Thursday, August 14, 2008

Aja Dr Isatou Njie-Saidy, vice president and secretary of state for Women’s Affairs, has called for absolute priority to be given to domestic food production, in order to reduce dependency on the international market.Vice President Njie-Saidy made this remark during the official opening ceremony of a one-day consultative forum on the National Food Security Situation and Response Strategies, held at the Paradise Suites Hotel, yesterday.

She said that predictions from FAO suggest that food prices will remain high for at least the next ten years.  According to VP Njie-Saidy, reports also indicate that The Gambia is one of the most vulnerable countries in the sub-region.  As such, she noted, The Gambia was already facing deficit in food supply before the global grain problem due to its high dependence on rain-fed agriculture, which is both unpredictable and erratic, among other issues.

“We are also aware of the export restrictions in the countries we import rice from, due to the increased demands in those countries.  This confirms the saying that people whose food stores are located outside their borders will forever continue to be vulnerable,” she noted.

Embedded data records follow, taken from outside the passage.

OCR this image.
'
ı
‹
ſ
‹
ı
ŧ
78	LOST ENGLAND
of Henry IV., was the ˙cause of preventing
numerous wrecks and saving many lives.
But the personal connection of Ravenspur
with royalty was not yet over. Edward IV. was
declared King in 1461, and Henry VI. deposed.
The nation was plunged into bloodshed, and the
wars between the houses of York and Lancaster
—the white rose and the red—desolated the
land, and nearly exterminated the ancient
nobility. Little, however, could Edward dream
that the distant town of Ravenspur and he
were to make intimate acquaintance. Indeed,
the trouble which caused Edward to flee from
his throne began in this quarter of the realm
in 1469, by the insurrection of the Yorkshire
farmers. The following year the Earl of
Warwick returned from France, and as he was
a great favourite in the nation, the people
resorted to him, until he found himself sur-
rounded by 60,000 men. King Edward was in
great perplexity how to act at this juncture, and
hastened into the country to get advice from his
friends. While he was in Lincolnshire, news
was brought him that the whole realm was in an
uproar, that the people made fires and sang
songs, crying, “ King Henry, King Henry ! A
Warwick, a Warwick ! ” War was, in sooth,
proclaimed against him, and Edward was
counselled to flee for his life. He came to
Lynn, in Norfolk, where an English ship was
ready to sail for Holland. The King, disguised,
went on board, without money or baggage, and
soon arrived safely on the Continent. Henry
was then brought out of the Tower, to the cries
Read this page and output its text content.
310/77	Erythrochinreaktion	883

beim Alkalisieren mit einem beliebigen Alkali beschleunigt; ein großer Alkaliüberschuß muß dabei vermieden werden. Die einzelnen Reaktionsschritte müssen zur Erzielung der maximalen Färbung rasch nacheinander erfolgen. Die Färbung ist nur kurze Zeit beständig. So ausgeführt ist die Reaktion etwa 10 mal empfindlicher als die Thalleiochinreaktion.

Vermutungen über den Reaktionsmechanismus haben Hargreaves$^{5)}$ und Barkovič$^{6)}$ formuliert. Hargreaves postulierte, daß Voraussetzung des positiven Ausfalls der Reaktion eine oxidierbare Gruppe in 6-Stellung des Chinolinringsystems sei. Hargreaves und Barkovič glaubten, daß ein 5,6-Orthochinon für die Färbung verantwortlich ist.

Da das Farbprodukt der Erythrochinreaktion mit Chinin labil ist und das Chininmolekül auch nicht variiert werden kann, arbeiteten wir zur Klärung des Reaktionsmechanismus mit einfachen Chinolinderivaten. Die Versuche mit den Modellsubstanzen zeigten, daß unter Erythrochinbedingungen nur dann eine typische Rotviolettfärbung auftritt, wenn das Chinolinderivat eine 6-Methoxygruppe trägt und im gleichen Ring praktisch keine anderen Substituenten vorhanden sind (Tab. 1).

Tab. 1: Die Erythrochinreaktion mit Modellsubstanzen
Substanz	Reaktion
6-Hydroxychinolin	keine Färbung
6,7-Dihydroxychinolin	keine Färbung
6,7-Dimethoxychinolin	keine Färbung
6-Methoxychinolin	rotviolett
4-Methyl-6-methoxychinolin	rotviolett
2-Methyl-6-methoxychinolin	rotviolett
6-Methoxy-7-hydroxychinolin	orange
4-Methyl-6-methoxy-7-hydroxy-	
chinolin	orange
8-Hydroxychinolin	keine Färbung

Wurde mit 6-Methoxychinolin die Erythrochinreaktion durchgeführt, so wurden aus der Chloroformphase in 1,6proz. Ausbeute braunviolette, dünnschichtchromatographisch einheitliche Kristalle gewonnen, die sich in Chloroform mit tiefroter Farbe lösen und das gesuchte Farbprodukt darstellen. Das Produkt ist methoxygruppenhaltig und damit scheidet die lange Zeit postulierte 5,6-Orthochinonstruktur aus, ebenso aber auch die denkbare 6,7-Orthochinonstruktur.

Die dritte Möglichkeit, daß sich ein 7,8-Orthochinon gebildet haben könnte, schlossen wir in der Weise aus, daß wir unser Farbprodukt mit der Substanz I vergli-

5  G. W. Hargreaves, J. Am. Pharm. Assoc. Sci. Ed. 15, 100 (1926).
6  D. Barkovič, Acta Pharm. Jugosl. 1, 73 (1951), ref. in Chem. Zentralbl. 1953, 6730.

In the light of this, she went on to say that it is time to rebuilt national food economies that require immediate and long-term robust strategies and indeed political backstopping. “Peasants and small farmers should be encouraged through better processes and prices for their farm products and stable markets to produce food for themselves and their communities.  Landless families from rural and urban areas have to get access to land, seeds and water to produce their own food.  This means increased investment in peasant and farmer-based food production for domestic markets,” she observed.

She also seized the opportunity to outline government’s belief and conviction that peasants and small farmers can feed the world and should therefore form a key part of the solution. The Gambia government, she added, under President Jammeh’s leadership, is committed to developing the agricultural sector for now and posterity.

The Gambian agricultural sector, VP Njie-Saidy continued, has suffered in recent years from declining production due to adverse weather conditions coupled with a range of other constraints, including weak levels of support. “Using agricultural information collected by the National Agricultural Development Agency (NADA), Department of Planning (DoP) and Concern Universal, analysis was undertaken together with WFP/FAO, in May 2008, which showed that since 2005, total food grain production has declined by 35% for the 2007/2008 harvest.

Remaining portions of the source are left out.